ET SI LA FRANCE DISAIT OUI A L’EUROPE ?

Thème : SOCIETE – GEOPOLITIQUE                                                                                                                                              Mardi 31 Janvier 2012

Et si la France disait Oui à l’Europe?

Par Philippe Deloire, docteur en droit, IEP Paris, enseignant à l’ISMAPP. Auteur de «Et si la France disait oui à l’Europe ?»

Monsieur Deloire est venu aujourd’hui nous parler des relations de la France avec l’Union européenne et le Conseil de l’Europe et nous expliquer que malgré ses qualités, la France n’est pas toujours un excellent élève de la classe européenne.

Rappel

La France est un des six pays fondateurs de la Communauté Economique Européenne, depuis le traité de Rome de 1957. Elle a un rôle de leader et, par conséquent,  elle se doit d’être exemplaire.

Il faut rappeler que le droit communautaire ou européen a une valeur juridique supérieure au droit national. Depuis le traité de Rome, signé le 25 mars 1957, comme le mentionne l’actuel traité de Lisbonne, entré en  vigueur le 9-12-2009, s’applique le « principe de primauté »  du droit européen. Ainsi, ce principe est mis en œuvre par la Cour de Justice de l’Union européenne qui cumule les fonctions du juge administratif, judiciaire et constitutionnel et par le juge français. Il lui appartient de faire prévaloir le texte européen sur tout texte français contraire.

En cas de non-respect du droit européen, la Commission européenne gardienne des traités, peut demander à l’Etat de se mettre en conformité avec le droit européen. Si une illégalité est commise, une mise en demeure et un avis motivé sont adressés successivement à l’Etat membre par la Commission européenne.

Si la violation du droit européen commise par l’Etat membre persiste, la Commission européenne, au cours d’une troisième étape de la procédure, peut saisir la Cour de Justice de l’Union européenne. Celle-ci peut condamner l’Etat membre pour violation du droit communautaire.
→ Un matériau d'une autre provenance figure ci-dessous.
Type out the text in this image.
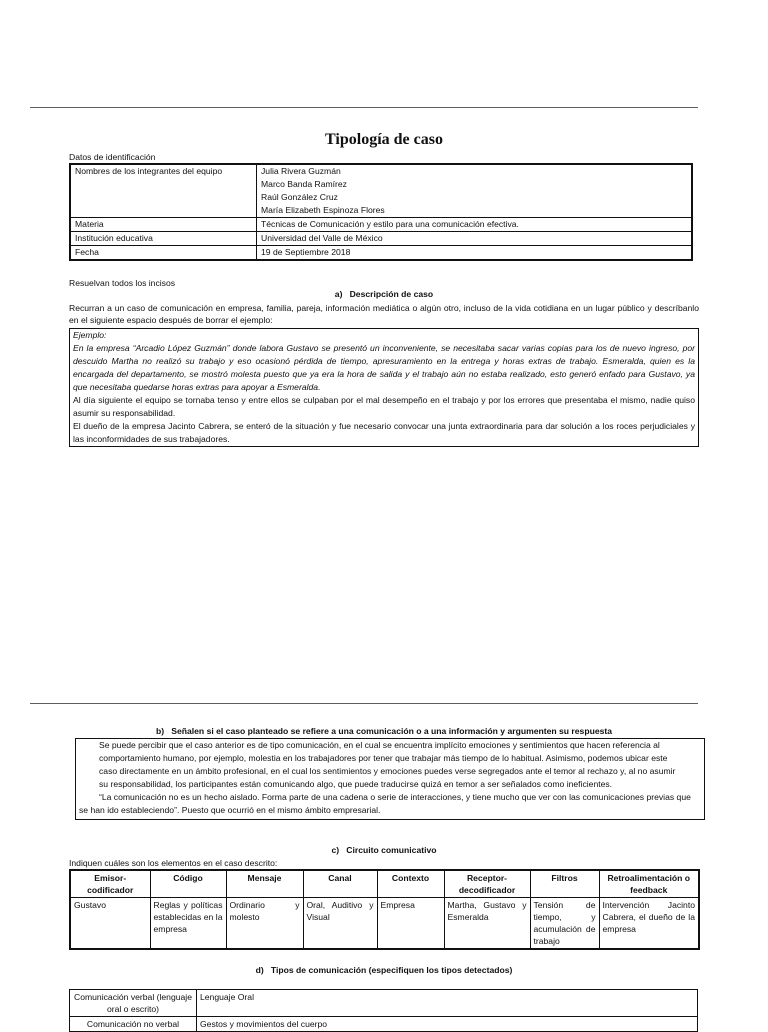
Tipología de caso
Datos de identificación
Nombres de los integrantes del equipo	Julia Rivera Guzmán
Marco Banda Ramírez
Raúl González Cruz
María Elizabeth Espinoza Flores

Materia	Técnicas de Comunicación y estilo para una comunicación efectiva.
Institución educativa	Universidad del Valle de México
Fecha	19 de Septiembre 2018
Resuelvan todos los incisos
a)   Descripción de caso
Recurran a un caso de comunicación en empresa, familia, pareja, información mediática o algún otro, incluso de la vida cotidiana en un lugar público y descríbanlo en el siguiente espacio después de borrar el ejemplo:

Ejemplo:

En la empresa “Arcadio López Guzmán” donde labora Gustavo se presentó un inconveniente, se necesitaba sacar varias copias para los de nuevo ingreso, por descuido Martha no realizó su trabajo y eso ocasionó pérdida de tiempo, apresuramiento en la entrega y horas extras de trabajo. Esmeralda, quien es la encargada del departamento, se mostró molesta puesto que ya era la hora de salida y el trabajo aún no estaba realizado, esto generó enfado para Gustavo, ya que necesitaba quedarse horas extras para apoyar a Esmeralda.

Al día siguiente el equipo se tornaba tenso y entre ellos se culpaban por el mal desempeño en el trabajo y por los errores que presentaba el mismo, nadie quiso asumir su responsabilidad.

El dueño de la empresa Jacinto Cabrera, se enteró de la situación y fue necesario convocar una junta extraordinaria para dar solución a los roces perjudiciales y las inconformidades de sus trabajadores.

b)   Señalen si el caso planteado se refiere a una comunicación o a una información y argumenten su respuesta

Se puede percibir que el caso anterior es de tipo comunicación, en el cual se encuentra implícito emociones y sentimientos que hacen referencia al comportamiento humano, por ejemplo, molestia en los trabajadores por tener que trabajar más tiempo de lo habitual. Asimismo, podemos ubicar este caso directamente en un ámbito profesional, en el cual los sentimientos y emociones puedes verse segregados ante el temor al rechazo y, al no asumir su responsabilidad, los participantes están comunicando algo, que puede traducirse quizá en temor a ser señalados como ineficientes.

“La comunicación no es un hecho aislado. Forma parte de una cadena o serie de interacciones, y tiene mucho que ver con las comunicaciones previas que se han ido estableciendo”. Puesto que ocurrió en el mismo ámbito empresarial.

c)   Circuito comunicativo
Indiquen cuáles son los elementos en el caso descrito:
Emisor-codificador	Código	Mensaje	Canal	Contexto	Receptor-decodificador	Filtros	Retroalimentación o feedback
Gustavo	Reglas y políticas establecidas en la empresa	Ordinario y molesto	Oral, Auditivo y Visual	Empresa	Martha, Gustavo y Esmeralda	Tensión de tiempo, y acumulación de trabajo	Intervención Jacinto Cabrera, el dueño de la empresa
d)   Tipos de comunicación (especifiquen los tipos detectados)
Comunicación verbal (lenguaje oral o escrito)	Lenguaje Oral
Comunicación no verbal	Gestos y movimientos del cuerpo
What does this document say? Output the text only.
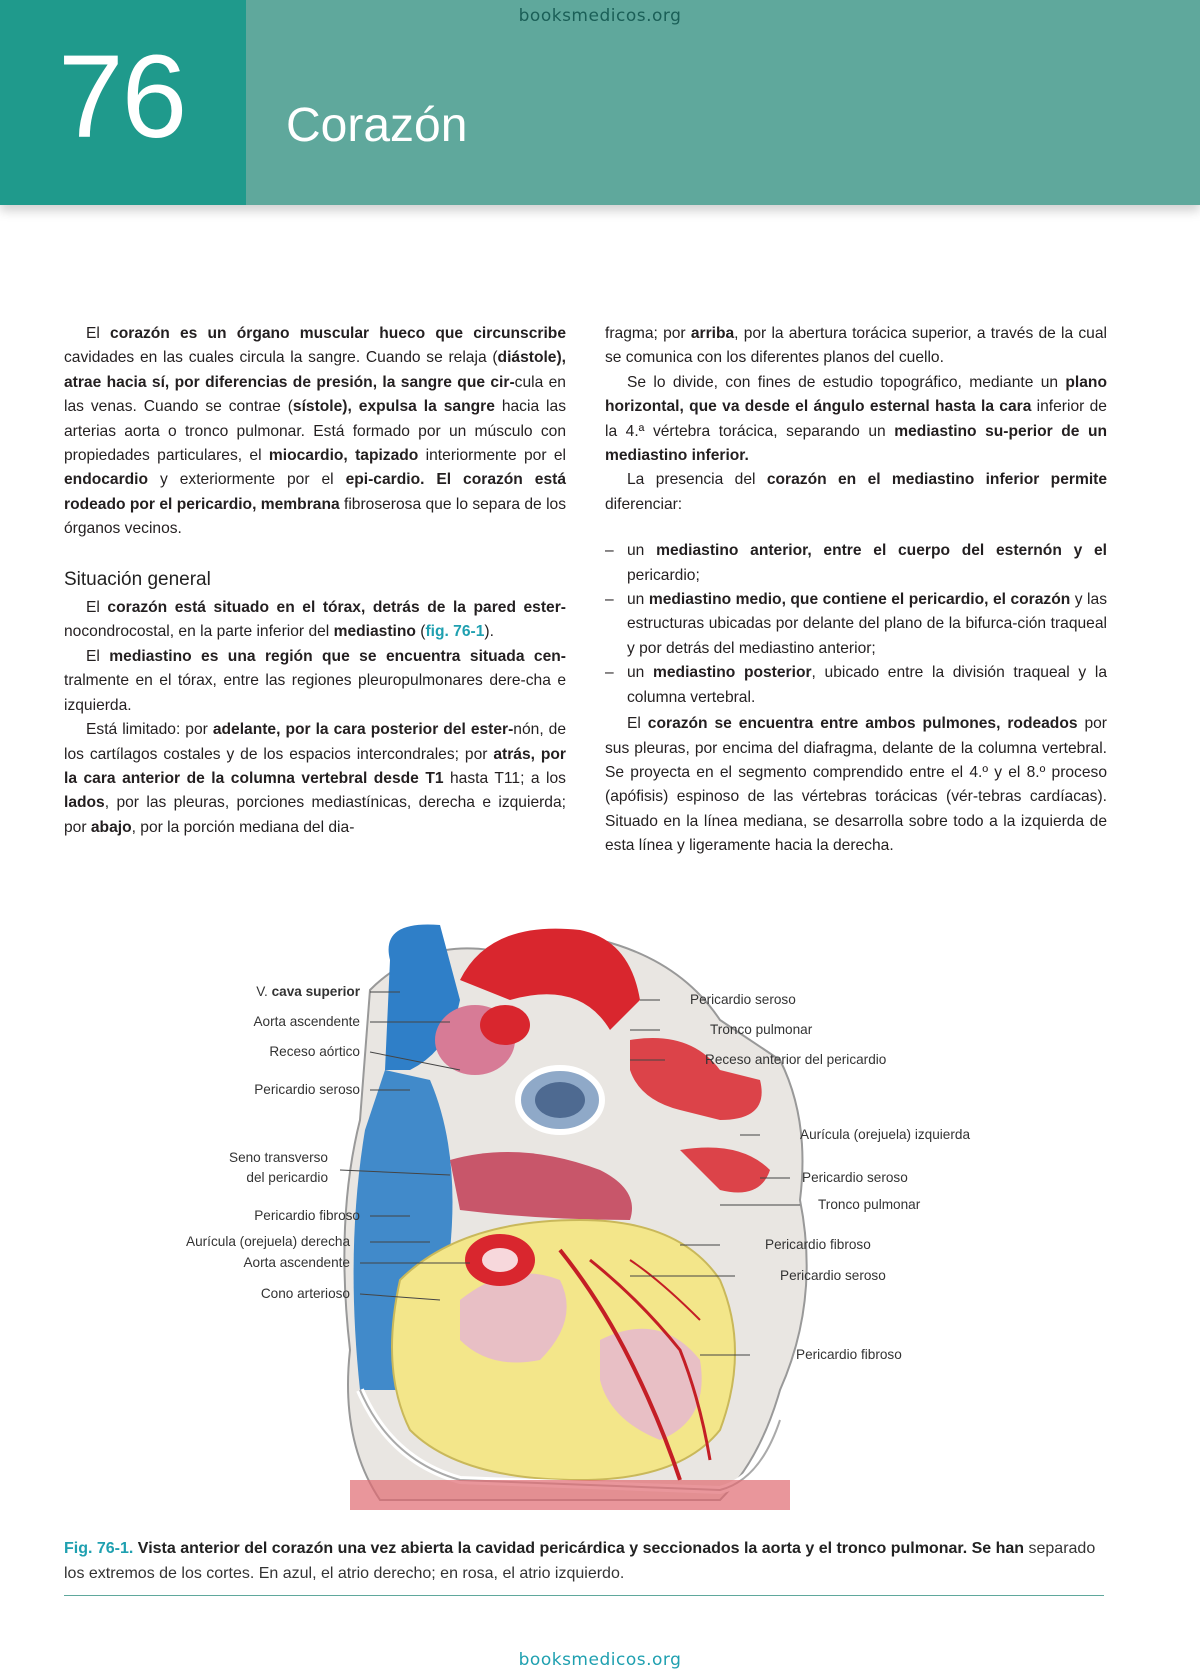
76 Corazón
booksmedicos.org

El corazón es un órgano muscular hueco que circunscribe cavidades en las cuales circula la sangre. Cuando se relaja (diástole), atrae hacia sí, por diferencias de presión, la sangre que cir-cula en las venas. Cuando se contrae (sístole), expulsa la sangre hacia las arterias aorta o tronco pulmonar. Está formado por un músculo con propiedades particulares, el miocardio, tapizado interiormente por el endocardio y exteriormente por el epi-cardio. El corazón está rodeado por el pericardio, membrana fibroserosa que lo separa de los órganos vecinos.

Situación general

El corazón está situado en el tórax, detrás de la pared ester-nocondrocostal, en la parte inferior del mediastino (fig. 76-1).

El mediastino es una región que se encuentra situada cen-tralmente en el tórax, entre las regiones pleuropulmonares dere-cha e izquierda.

Está limitado: por adelante, por la cara posterior del ester-nón, de los cartílagos costales y de los espacios intercondrales; por atrás, por la cara anterior de la columna vertebral desde T1 hasta T11; a los lados, por las pleuras, porciones mediastínicas, derecha e izquierda; por abajo, por la porción mediana del dia-

fragma; por arriba, por la abertura torácica superior, a través de la cual se comunica con los diferentes planos del cuello.

Se lo divide, con fines de estudio topográfico, mediante un plano horizontal, que va desde el ángulo esternal hasta la cara inferior de la 4.ª vértebra torácica, separando un mediastino su-perior de un mediastino inferior.

La presencia del corazón en el mediastino inferior permite diferenciar:

– un mediastino anterior, entre el cuerpo del esternón y el pericardio;
– un mediastino medio, que contiene el pericardio, el corazón y las estructuras ubicadas por delante del plano de la bifurca-ción traqueal y por detrás del mediastino anterior;
– un mediastino posterior, ubicado entre la división traqueal y la columna vertebral.

El corazón se encuentra entre ambos pulmones, rodeados por sus pleuras, por encima del diafragma, delante de la columna vertebral. Se proyecta en el segmento comprendido entre el 4.º y el 8.º proceso (apófisis) espinoso de las vértebras torácicas (vér-tebras cardíacas). Situado en la línea mediana, se desarrolla sobre todo a la izquierda de esta línea y ligeramente hacia la derecha.

V. cava superior
Aorta ascendente
Receso aórtico
Pericardio seroso
Seno transverso
del pericardio
Pericardio fibroso
Aurícula (orejuela) derecha
Aorta ascendente
Cono arterioso
Pericardio seroso
Tronco pulmonar
Receso anterior del pericardio
Aurícula (orejuela) izquierda
Pericardio seroso
Tronco pulmonar
Pericardio fibroso
Pericardio seroso
Pericardio fibroso
Fig. 76-1. Vista anterior del corazón una vez abierta la cavidad pericárdica y seccionados la aorta y el tronco pulmonar. Se han separado los extremos de los cortes. En azul, el atrio derecho; en rosa, el atrio izquierdo.
booksmedicos.org
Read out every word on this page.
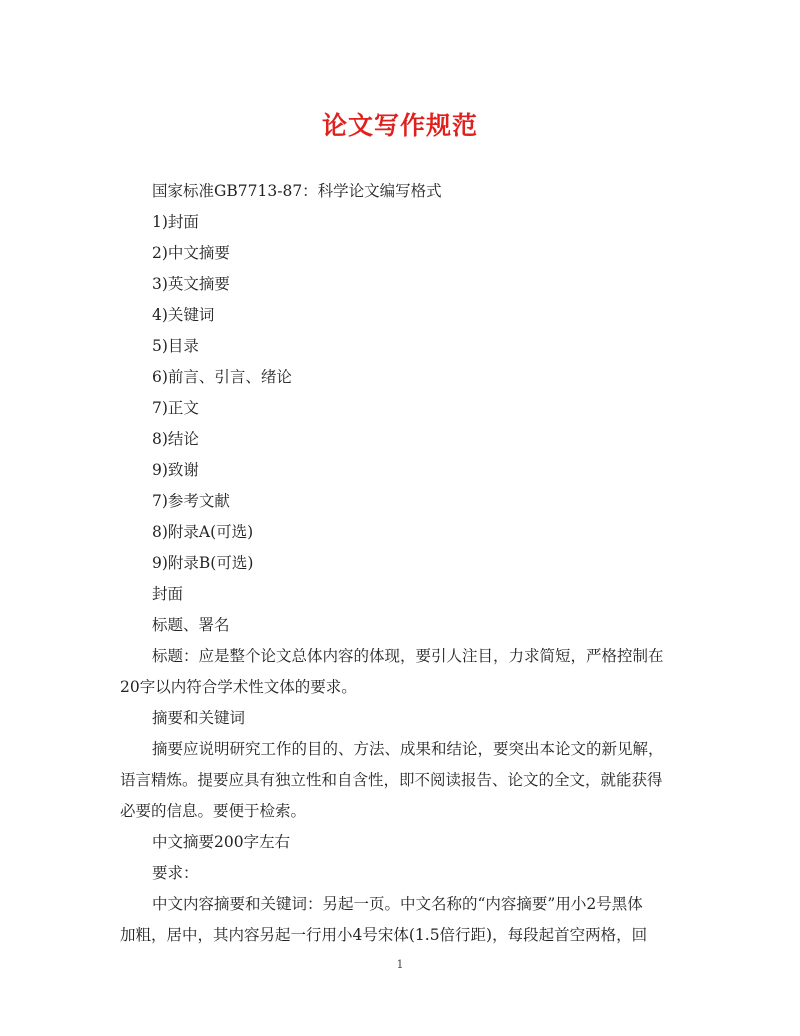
论文写作规范
国家标准GB7713-87：科学论文编写格式
1)封面
2)中文摘要
3)英文摘要
4)关键词
5)目录
6)前言、引言、绪论
7)正文
8)结论
9)致谢
7)参考文献
8)附录A(可选)
9)附录B(可选)
封面
标题、署名
标题：应是整个论文总体内容的体现，要引人注目，力求简短，严格控制在
20字以内符合学术性文体的要求。
摘要和关键词
摘要应说明研究工作的目的、方法、成果和结论，要突出本论文的新见解，
语言精炼。提要应具有独立性和自含性，即不阅读报告、论文的全文，就能获得
必要的信息。要便于检索。
中文摘要200字左右
要求：
中文内容摘要和关键词：另起一页。中文名称的“内容摘要”用小2号黑体
加粗，居中，其内容另起一行用小4号宋体(1.5倍行距)，每段起首空两格，回
1
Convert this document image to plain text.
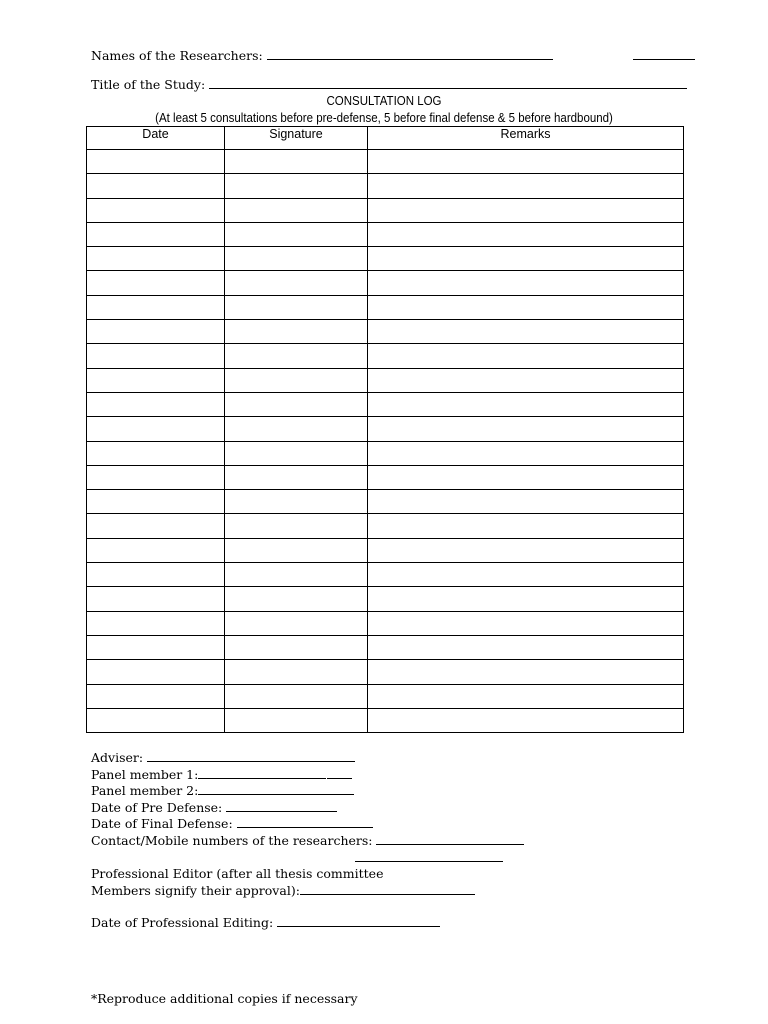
Names of the Researchers:
Title of the Study:
CONSULTATION LOG
(At least 5 consultations before pre-defense, 5 before final defense & 5 before hardbound)
Date	Signature	Remarks

Adviser:
Panel member 1:
Panel member 2:
Date of Pre Defense:
Date of Final Defense:
Contact/Mobile numbers of the researchers:
Professional Editor (after all thesis committee
Members signify their approval):
Date of Professional Editing:
*Reproduce additional copies if necessary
Si ce premier arrêt de la Cour n’est pas exécuté par l’Etat membre, depuis le traité d’Amsterdam, entré en vigueur en 1999, la Cour dispose du pouvoir, sur proposition de la Commission européenne, de condamner l’Etat membre à verser une amende et/ou une astreinte (somme fixée par jour de retard).

Les exemples de refus français

Voici une liste (non exhaustive) de sept refus de la France d’appliquer le droit européen, tous relativement représentatifs.

1-      L’alliance de la France et de l’Allemagne, en novembre 2003, au sein du Conseil des ministres de l’Economie et des Finances (ECOFIN) de façon à obtenir une minorité de blocage pour faire échec à la proposition de la Commission prévoyant de les sanctionner pour  dépassement du seuil des 3% du déficit budgétaire. Les pays qui ont été respecté ce critère de Maastricht ont critiqué cette attitude des deux grands pays de l’Union européenne, alors qu’eux-mêmes ont accompli les efforts nécessaires.

2-      Le réseau Natura 2000 (réseau qui vise à protéger les espèces animales et végétales): la France a été condamnée à 4 reprises : En 1995, la Commission européenne a demandé aux Etats membres de communiquer le zonage des périmètres retenus. La France, alors dirigée par Jacques Chirac (Président de la République) et Alain Juppé (Premier Ministre) a refusé de donner cette information au motif que la France est exemplaire en la matière et que cette procédure contraignante n’est pas utile. La France a été condamnée à 4 reprises par la CJCE, suite aux arrêts des 6 avril 2000, 11 septembre 2001 26 novembre 2002 et du 4 mars 2010 pour ne pas avoir transposé correctement la directive Habitats de 1992 et la directive Oiseaux de 1979 pour constituer le réseau Nature 2000. Depuis, elle a rattrapé son retard grâce à l’action des ministres de l’environnement Nelly Olin et Roselyne Bachelot.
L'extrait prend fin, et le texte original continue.